Page 5 of His Darkest Desire

The orb brightened, and the whispers grew louder. Though she couldn’t make out the words, they were melodic, hypnotic, beckoning her closer.

Just as the voices reached a crescendo, they fell silent. The car’s lights, both interior and exterior, flared on.

The blue orb vanished in the cones of illumination cast by the headlights, which fell on the golden leafed boughs of a tree that was much too close to the road.

Kinsley’s heart leapt into her throat as she realized that she’d reached the bend.

But she hadn’t turned.

The front wheels hit a bump, jolting her. She slammed both feet on the brake pedal. Her body shifted forward, and the seatbelt dug into her chest as the SUV slid on the muddy road.

The vehicle pitched downward.

She must’ve gasped, or screamed, or cursed, but she didn’t hear whatever sound emerged. Only the sight before her held her attention—the steep downward slope riddled with trees, undergrowth, boulders, and logs, all lit starkly by the headlights.

Her stomach lurched as gravity overrode the brakes, dragging the SUV fully off the road.

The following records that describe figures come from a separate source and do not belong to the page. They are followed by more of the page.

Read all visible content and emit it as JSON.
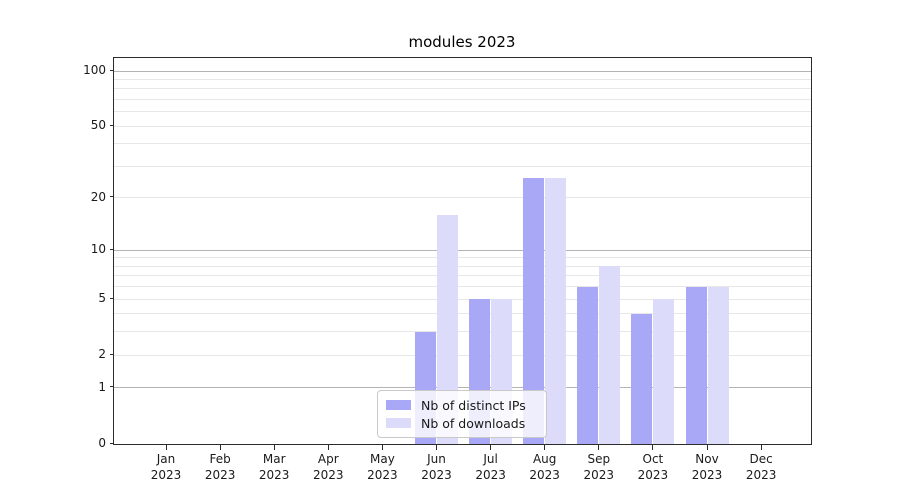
{
  "title": "modules 2023",
  "year_label": "2023",
  "chart_data": {
    "type": "bar",
    "title": "modules 2023",
    "categories": [
      "Jan 2023",
      "Feb 2023",
      "Mar 2023",
      "Apr 2023",
      "May 2023",
      "Jun 2023",
      "Jul 2023",
      "Aug 2023",
      "Sep 2023",
      "Oct 2023",
      "Nov 2023",
      "Dec 2023"
    ],
    "months": [
      "Jan",
      "Feb",
      "Mar",
      "Apr",
      "May",
      "Jun",
      "Jul",
      "Aug",
      "Sep",
      "Oct",
      "Nov",
      "Dec"
    ],
    "series": [
      {
        "name": "Nb of distinct IPs",
        "color": "#a8a8f6",
        "values": [
          0,
          0,
          0,
          0,
          0,
          3,
          5,
          26,
          6,
          4,
          6,
          0
        ]
      },
      {
        "name": "Nb of downloads",
        "color": "#dcdcfa",
        "values": [
          0,
          0,
          0,
          0,
          0,
          16,
          5,
          26,
          8,
          5,
          6,
          0
        ]
      }
    ],
    "xlabel": "",
    "ylabel": "",
    "y_axis": {
      "scale": "log1p",
      "ylim": [
        0,
        114
      ],
      "labeled_ticks": [
        100,
        50,
        20,
        10,
        5,
        2,
        1,
        0
      ],
      "decade_gridlines": [
        1,
        10,
        100
      ],
      "minor_gridlines": [
        2,
        3,
        4,
        5,
        6,
        7,
        8,
        9,
        20,
        30,
        40,
        50,
        60,
        70,
        80,
        90
      ]
    },
    "grid": true,
    "legend_position": "lower center"
  },
  "legend": {
    "items": [
      {
        "label": "Nb of distinct IPs",
        "color": "#a8a8f6"
      },
      {
        "label": "Nb of downloads",
        "color": "#dcdcfa"
      }
    ]
  }
}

Chaos swallowed Kinsley. The vehicle bounced violently down the hillside, jostled by the many obstacles. The noise was deafening, the jerky movements of the headlights were disorienting, and the punishment on her body was immediate as she was thrashed from side to side and up and down mercilessly. Even the seatbelt couldn’t keep her fully in her seat.

The car halted with an immense crash. Something hard and very, very heavy crushed her midsection back against the seat even as her head snapped forward and struck the steering wheel.

Darkness enveloped her vision, deepened by the wave of agony washing over her.

From somewhere far off, she tasted iron, smelled rain and dirt, and heard faint whispers drawing closer over the rush of the storm.

Blue light tinged the black behind her eyelids, but she could not open them.

Unconsciousness sank its claws into Kinsley, dragging her down, down, down. She didn’t fight.

Then she didn’t see, hear, smell, or feel anything at all.

* * *

A crack of thunder jolted Kinsley awake. Her eyes flashed open. Bright, ethereal blue luminescence filled her vision. The orb came into focus before her, flitting from side to side before drawing closer. Kinsley slowly blinked, struggling to clear the blurriness from her vision.

Sound rushed back into her awareness. Heavy raindrops striking the car and nearby foliage; wind whipping through leaves and branches; creaking metal; the drawn-out echoes of the thunder that had roused her.

And whispers. Not from the speakers anymore, but from the floating orb. They were softer now, almost soothing, coaxing her to wakefulness.

The scents of rain, wet earth, wood, and decay filled her nose, as well as that of acrid smoke. A tang of bitter iron remained on her tongue. She swallowed, but it did not rid her of the taste. Was that…blood? Her body trembled, but it wasn’t simply the air from outside making her shiver. It was a deep-rooted cold chilling her from within.

She raised her throbbing head. The orb’s light revealed the shattered windshield and crumpled dashboard, the broken window and its bent frame, and the rear-view mirror dangling by a frayed wire.

Kinsley attempted to sit back, but she cried out as agony ripped through her middle. She looked down.

Her gaze fell on something protruding from the instrument panel—a tree branch. It had run through a gap in the steering wheel and was…was…

A nightmare. I’m stuck in a nightmare.

This…this can’t be real.

She drew in one ragged breath after another as she lifted her quivering fingers to the branch. The bark was rough and solid. As though in a dream, she trailed her fingers along the branch to the place where it impaled her belly. They came away wet and sticky with blood.

“Oh God,” she rasped, the words sending another wave of pain through her. “Oh God, oh God, oh God…” Every breath she took was fresh agony, building and building. She screamed.

The sound tapered into sobs and a soft, pitiful whine as Kinsley closed her eyes and weakly clutched the branch. “This can’t be happening…”

Tears streamed down her cheeks. She was all alone, in the middle of nowhere, run through and pinned in place by a branch.